Get substring from MemoryStream without converting entire stream to string

1.1k Views Asked by At

I would like to be able to efficiently get a substring from a MemoryStream (that originally comes from a xml file in a zip). Currently, I read the entire MemoryStream to a string and then search for the start and end tags of the xml node I desire. This works fine but the text file may be very large so I would like to avoid converting the entire MemoryStream into a string and instead just extract the desired section of xml text directly from the stream.

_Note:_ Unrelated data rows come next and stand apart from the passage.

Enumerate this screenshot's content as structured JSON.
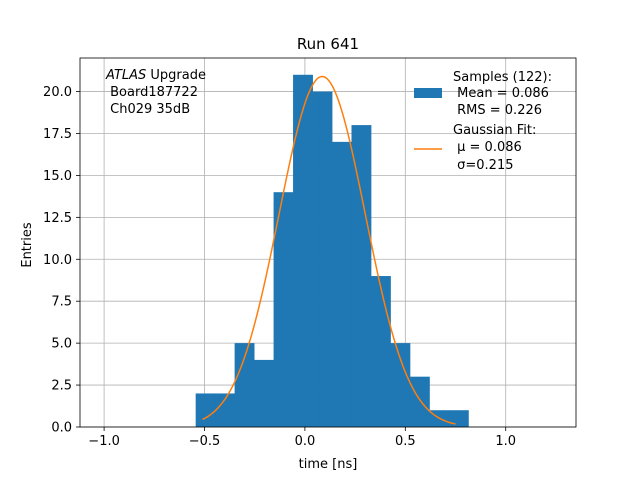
{
  "chart_data": {
    "type": "bar",
    "title": "Run 641",
    "xlabel": "time [ns]",
    "ylabel": "Entries",
    "xlim": [
      -1.12,
      1.35
    ],
    "ylim": [
      0,
      22
    ],
    "xticks": [
      "−1.0",
      "−0.5",
      "0.0",
      "0.5",
      "1.0"
    ],
    "xtick_values": [
      -1.0,
      -0.5,
      0.0,
      0.5,
      1.0
    ],
    "yticks": [
      "0.0",
      "2.5",
      "5.0",
      "7.5",
      "10.0",
      "12.5",
      "15.0",
      "17.5",
      "20.0"
    ],
    "ytick_values": [
      0,
      2.5,
      5,
      7.5,
      10,
      12.5,
      15,
      17.5,
      20
    ],
    "grid": true,
    "legend_position": "top-right",
    "histogram": {
      "bin_edges": [
        -0.544,
        -0.447,
        -0.35,
        -0.253,
        -0.156,
        -0.059,
        0.038,
        0.135,
        0.232,
        0.329,
        0.426,
        0.523,
        0.62,
        0.717,
        0.814
      ],
      "counts": [
        2,
        2,
        5,
        4,
        14,
        21,
        20,
        17,
        18,
        9,
        5,
        3,
        1,
        1
      ],
      "color": "#1f77b4"
    },
    "fit": {
      "mu": 0.086,
      "sigma": 0.215,
      "amplitude": 20.9,
      "x_range": [
        -0.51,
        0.75
      ],
      "color": "#ff7f0e"
    },
    "legend": [
      {
        "marker": "patch",
        "lines": [
          "Samples (122):",
          " Mean = 0.086",
          " RMS = 0.226"
        ]
      },
      {
        "marker": "line",
        "lines": [
          "Gaussian Fit:",
          " μ = 0.086",
          " σ=0.215"
        ]
      }
    ],
    "annotation": {
      "italic": "ATLAS",
      "first_line_rest": " Upgrade",
      "lines": [
        " Board187722",
        " Ch029 35dB"
      ]
    }
  }
}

What is the best way to go about this?

string xmlText;
using (var zip = ZipFile.Read(zipFileName))
{
    var ze = zip[zipPath];
    using (var ms = new MemoryStream())
    {
        ze.Extract(ms);
        ms.Position = 0;
        using(var sr = new StreamReader(ms))
        {
            xmlText = sr.ReadToEnd();
        }
    }
}

string startTag = "<someTag>";
string endTag = "</someTag>";
int startIndex = xmlText.IndexOf(startTag, StringComparison.Ordinal);
int endIndex = xmlText.IndexOf(endTag, startIndex, StringComparison.Ordinal) + endTag.Length - 1;
xmlText = xmlText.Substring(startIndex, endIndex - startIndex + 1);
2

There are 2 best solutions below

0
On BEST ANSWER

If your file is a valid xml file then you should be able to use a XmlReader to avoid loading the entire file into memory

string xmlText;
using (var zip = ZipFile.Read(zipFileName))
{
    var ze = zip[zipPath];
    using (var ms = new MemoryStream())
    {
        ze.Extract(ms);
        ms.Position = 0;
        using (var xml = XmlReader.Create(ms))
        {
            if(xml.ReadToFollowing("someTag"))
            {
                xmlText = xml.ReadInnerXml();
            }
            else
            {
                // <someTag> not found
            }
        }
    }
}

You'll likely want to catch potential exceptions if the file is not valid xml.

0
On

Assuming that since it is xml it will have line breaks, it would probably be best to use StreamReader ReadLine and search for your tags in each line. (Also note put your StreamReader in a using as well.)

Something like

        using (var ms = new MemoryStream())
        {
            ze.Extract(ms);
            ms.Position = 0;
            using (var sr = new StreamReader(ms))
            {
                bool adding = false;
                string startTag = "<someTag>";
                string endTag = "</someTag>";
                StringBuilder text = new StringBuilder();
                while (sr.Peek() >= 0)
                {
                    string tmp = sr.ReadLine();
                    if (!adding && tmp.Contains(startTag))
                    {
                        adding = true;
                    }
                    if (adding)
                    {
                        text.Append(tmp);
                    }
                    if (tmp.Contains(endTag))
                        break;
                }
                xmlText = text.ToString();
            }
        }

This assumes that the start and end tags are on a line by themselves. If not, you could clean up the resulting text string by getting the index of start and end again like you originally did.